Framed AKA Paula AKA They Walk Alone (Blu-ray) [Blu-ray]
Blu-ray B - United Kingdom - Powerhouse Films
Review written by and copyright: Rick Curzon (23rd January 2021).
The Film

Our second Columbia Noir box set takes a dive once more into the studio’s archives and the world of film noir – a world of undercover detectives (The Mob) and emotionless hitmen (Murder by Contract), a world where film is inspired by real-life criminal activities (Tight Spot, based loosely on Virginia Hill’s testimony against Bugsy Siegel) and real-life criminal activities are inspired by film (711 Ocean Drive, which attracted the unwanted attention of mobsters), and a world where Glenn Ford finds himself unwittingly embroiled in murder – twice (Framed, Affair in Trinidad).

All six films are presented for the first time on Blu-ray in the UK, with The Mob, Tight Spot and Murder by Contract making their world Blu-ray premieres. This stunning collection includes newly recorded commentaries on each film, assorted bonus materials, including six short films starring the Three Stooges, lampooning the tropes and themes of the features, a 120-page book, and is strictly limited to 6,000 numbered units.


Mike Lambert (Glenn Ford) a mining engineer takes a job driving a truck that ends up having no breaks. He arrives in the town where he hopes get a job barely avoiding death when he crashes to a halt. This sets of a chain of circumstances involving cross and double cross in a typical noir plot.

A solid noir that follows a pretty obvious patten for the first fifty minutes, is solid, predicatable but has a tense, enjoyable last half hour that pulls the film up by it's britches. Part of the problem is that there's no one to really care about; Ford is a taciturn lead who's a drunkard and snappy. However, it's doesn't outstay it's welcome and has a satisfying conclusion for once (most noirs are grim).

Shot on 35mm in monochrome and in the Academy ratio (1.37:1) this is the first film in Powerhouse Films' Columbia Noir #2 boxed set.

Pristine image in that classic 1940s Hollywood style! First off, there's no gamma issues so colour bias creeping in; icy, pristine B&W. Black levels are deep with plenty of shadow detail and no unintended crush; that is to say none that naturally didn't occur by design. Contrast is supportive allowing fine detail on all focal planes to shine trough with textiles and skin textures benefitting the most. There's a certain softness for all that typical of the genre and the period. It's not the most contrast heavy film from this time I've seen but it's a filmic transfer. Grain is ever present with no clumping or digital splats or tinkering in evidence so the encode is extremely strong courtesy of David MacKenzie and .fidelity in Motion.
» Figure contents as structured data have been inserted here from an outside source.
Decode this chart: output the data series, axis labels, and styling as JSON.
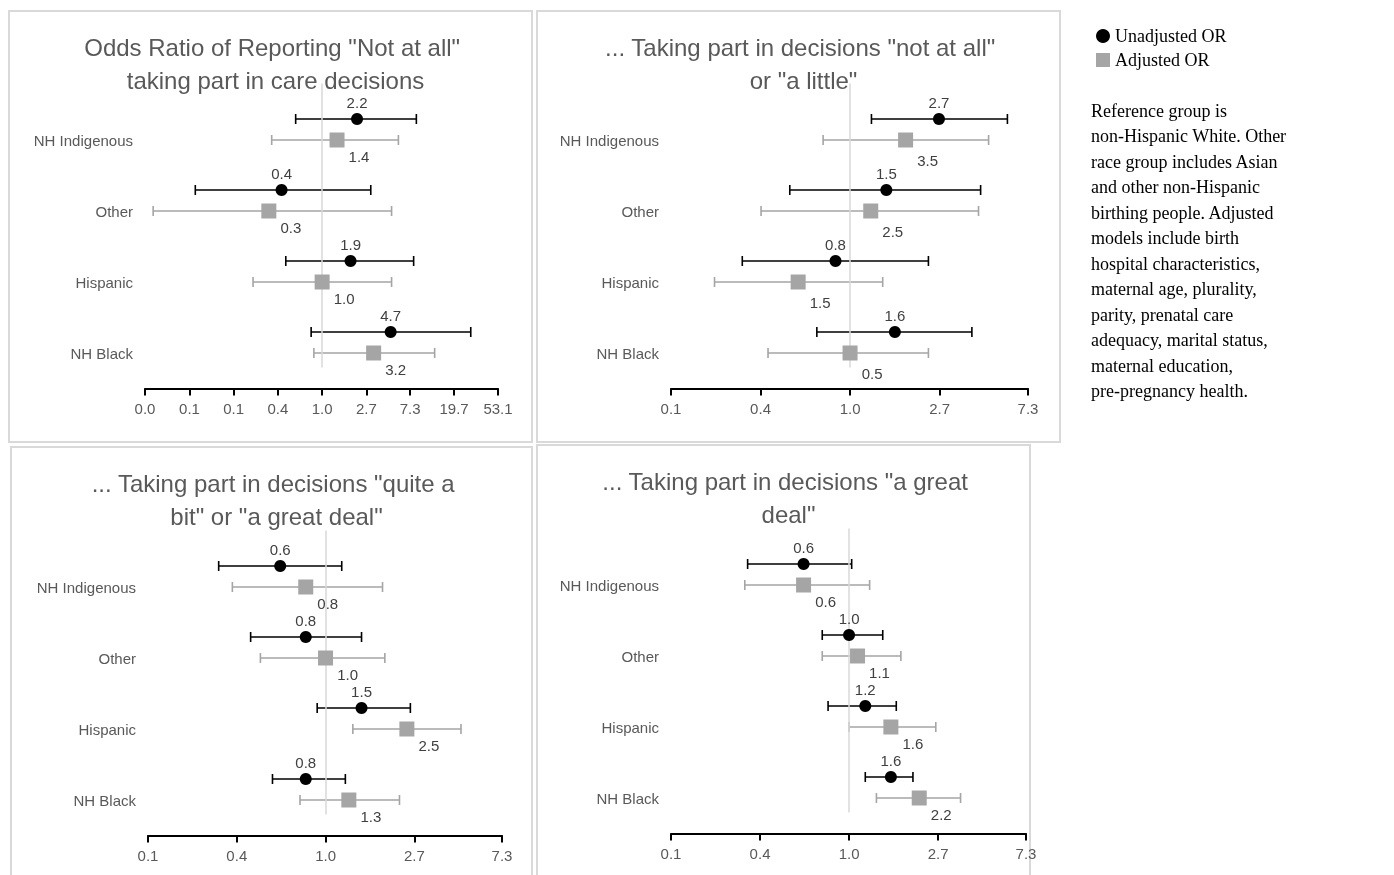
{
  "chart_data": [
    {
      "type": "scatter",
      "orientation": "horizontal",
      "title": "Odds Ratio of Reporting \"Not at all\" taking part in care decisions",
      "categories": [
        "NH Indigenous",
        "Other",
        "Hispanic",
        "NH Black"
      ],
      "log": "x",
      "xlim": [
        0.0183,
        53.1
      ],
      "xticks": [
        {
          "value": 0.0183,
          "label": "0.0"
        },
        {
          "value": 0.05,
          "label": "0.1"
        },
        {
          "value": 0.1353,
          "label": "0.1"
        },
        {
          "value": 0.3679,
          "label": "0.4"
        },
        {
          "value": 1,
          "label": "1.0"
        },
        {
          "value": 2.718,
          "label": "2.7"
        },
        7.3,
        19.7,
        53.1
      ],
      "ref_lines": [
        {
          "axis": "x",
          "value": 1,
          "color": "#d9d9d9"
        }
      ],
      "series": [
        {
          "color": "#000000",
          "marker": "circle",
          "values": [
            2.2,
            0.4,
            1.9,
            4.7
          ],
          "errors": [
            [
              0.55,
              8.4
            ],
            [
              0.057,
              3.0
            ],
            [
              0.44,
              7.9
            ],
            [
              0.78,
              28.7
            ]
          ],
          "value_labels": [
            "2.2",
            "0.4",
            "1.9",
            "4.7"
          ]
        },
        {
          "color": "#a5a5a5",
          "marker": "square",
          "values": [
            1.4,
            0.3,
            1.0,
            3.2
          ],
          "errors": [
            [
              0.32,
              5.6
            ],
            [
              0.022,
              4.8
            ],
            [
              0.21,
              4.8
            ],
            [
              0.83,
              12.7
            ]
          ],
          "value_labels": [
            "1.4",
            "0.3",
            "1.0",
            "3.2"
          ]
        }
      ]
    },
    {
      "type": "scatter",
      "orientation": "horizontal",
      "title": "... Taking part in decisions \"not at all\" or \"a little\"",
      "categories": [
        "NH Indigenous",
        "Other",
        "Hispanic",
        "NH Black"
      ],
      "log": "x",
      "xlim": [
        0.1353,
        7.3
      ],
      "xticks": [
        {
          "value": 0.1353,
          "label": "0.1"
        },
        {
          "value": 0.3679,
          "label": "0.4"
        },
        {
          "value": 1,
          "label": "1.0"
        },
        {
          "value": 2.718,
          "label": "2.7"
        },
        7.3
      ],
      "ref_lines": [
        {
          "axis": "x",
          "value": 1,
          "color": "#d9d9d9"
        }
      ],
      "legend": "right",
      "annotations": [
        "Reference group is non-Hispanic White. Other race group includes Asian and other non-Hispanic birthing people. Adjusted models include birth hospital characteristics, maternal age, plurality, parity, prenatal care adequacy, marital status, maternal education, pre-pregnancy health.",
        {
          "text": "3.5",
          "x": 1.86,
          "y": "NH Indigenous"
        },
        {
          "text": "2.5",
          "x": 1.26,
          "y": "Other"
        },
        {
          "text": "1.5",
          "x": 0.56,
          "y": "Hispanic"
        },
        {
          "text": "0.5",
          "x": 1.0,
          "y": "NH Black"
        }
      ],
      "series": [
        {
          "name": "Unadjusted OR",
          "color": "#000000",
          "marker": "circle",
          "values": [
            2.7,
            1.5,
            0.85,
            1.65
          ],
          "errors": [
            [
              1.27,
              5.8
            ],
            [
              0.51,
              4.3
            ],
            [
              0.3,
              2.4
            ],
            [
              0.69,
              3.9
            ]
          ],
          "value_labels": [
            "2.7",
            "1.5",
            "0.8",
            "1.6"
          ]
        },
        {
          "name": "Adjusted OR",
          "color": "#a5a5a5",
          "marker": "square",
          "values": [
            1.86,
            1.26,
            0.56,
            1.0
          ],
          "errors": [
            [
              0.74,
              4.7
            ],
            [
              0.37,
              4.2
            ],
            [
              0.22,
              1.44
            ],
            [
              0.4,
              2.4
            ]
          ]
        }
      ]
    },
    {
      "type": "scatter",
      "orientation": "horizontal",
      "title": "... Taking part in decisions \"quite a bit\" or \"a great deal\"",
      "categories": [
        "NH Indigenous",
        "Other",
        "Hispanic",
        "NH Black"
      ],
      "log": "x",
      "xlim": [
        0.1353,
        7.3
      ],
      "xticks": [
        {
          "value": 0.1353,
          "label": "0.1"
        },
        {
          "value": 0.3679,
          "label": "0.4"
        },
        {
          "value": 1,
          "label": "1.0"
        },
        {
          "value": 2.718,
          "label": "2.7"
        },
        7.3
      ],
      "ref_lines": [
        {
          "axis": "x",
          "value": 1,
          "color": "#d9d9d9"
        }
      ],
      "series": [
        {
          "color": "#000000",
          "marker": "circle",
          "values": [
            0.6,
            0.8,
            1.5,
            0.8
          ],
          "errors": [
            [
              0.3,
              1.2
            ],
            [
              0.43,
              1.5
            ],
            [
              0.91,
              2.6
            ],
            [
              0.55,
              1.25
            ]
          ],
          "value_labels": [
            "0.6",
            "0.8",
            "1.5",
            "0.8"
          ]
        },
        {
          "color": "#a5a5a5",
          "marker": "square",
          "values": [
            0.8,
            1.0,
            2.5,
            1.3
          ],
          "errors": [
            [
              0.35,
              1.9
            ],
            [
              0.48,
              1.95
            ],
            [
              1.36,
              4.6
            ],
            [
              0.75,
              2.3
            ]
          ],
          "value_labels": [
            "0.8",
            "1.0",
            "2.5",
            "1.3"
          ]
        }
      ]
    },
    {
      "type": "scatter",
      "orientation": "horizontal",
      "title": "... Taking part in decisions \"a great deal\"",
      "categories": [
        "NH Indigenous",
        "Other",
        "Hispanic",
        "NH Black"
      ],
      "log": "x",
      "xlim": [
        0.1353,
        7.3
      ],
      "xticks": [
        {
          "value": 0.1353,
          "label": "0.1"
        },
        {
          "value": 0.3679,
          "label": "0.4"
        },
        {
          "value": 1,
          "label": "1.0"
        },
        {
          "value": 2.718,
          "label": "2.7"
        },
        7.3
      ],
      "ref_lines": [
        {
          "axis": "x",
          "value": 1,
          "color": "#d9d9d9"
        }
      ],
      "series": [
        {
          "color": "#000000",
          "marker": "circle",
          "values": [
            0.6,
            1.0,
            1.2,
            1.6
          ],
          "errors": [
            [
              0.32,
              1.03
            ],
            [
              0.74,
              1.46
            ],
            [
              0.79,
              1.7
            ],
            [
              1.2,
              2.05
            ]
          ],
          "value_labels": [
            "0.6",
            "1.0",
            "1.2",
            "1.6"
          ]
        },
        {
          "color": "#a5a5a5",
          "marker": "square",
          "values": [
            0.6,
            1.1,
            1.6,
            2.2
          ],
          "errors": [
            [
              0.31,
              1.26
            ],
            [
              0.74,
              1.79
            ],
            [
              1.0,
              2.65
            ],
            [
              1.36,
              3.5
            ]
          ],
          "value_labels": [
            "0.6",
            "1.1",
            "1.6",
            "2.2"
          ]
        }
      ]
    }
  ]
}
The print is pristine with no signs of damage at all bar one or two hairs!

1080/24p / AVC MPEG-4 / 1.37:1 / 82:24


English LPCM 1.0
Subtitles: English HoH

This is a typical mono track from the period. Sound design is limited as is the range. It's mainly designed to allow the dialogue to come through loud and clear which it does at all times; music is also well adjusted in the mix. Some tracks of this era can be a little muffled or even tinny, but I noticed none of that hear. It's about as good as it can be for 1.0.

Subtitles for the hearing impaired have been provided and re meticulous.


Audio commentary with author and critic Imogen Sara Smith (2021)

Excellent, informative yaktrak from someone new to the field. Smith does a great job so hopefully there'll be more from her in the future. Lossless LPCM 2.0 stereo.

"The Mental Health Film Board Series: Number 1 - Emotions of Every-Day Living - The Steps of Age" 1950 short film (24:28)

Fascinating, if grim, short documentary on mental health about a woman and her depressed husband; 1089/24p 1.37:1 and lossy Dolby
Digital 1.0 sound.

"Up in Daisy’s Penthouse" 1952 short film (16:37)

Typically raucous Three Stooges short, beautifully restored in 1080/24p 1.37:1 and lossy Dolby Digital 1.0.

Framed Image Gallery: Original Promotional Material (18 images)

Decent if limited still gallery in 1080/24p.

120-page liner notes book

As of writing, the PDF of this hasn't arrived so will update the review when it does. I'm sure it'll be superb as usual for Powerhouse Films' booklets.


Single disc card digipack for each film in a hard card box.


The first film in Powerhouse Film's second Columbia Noir collection is a solid thriller that plays by the noir rule book fairly closely. Image and sound are well up to the .indicator Series scratch. Extras aren't as extensive as some of the stand alone releases from this company, but they're supportive, choice and provide plenty of value. Roll on disc two!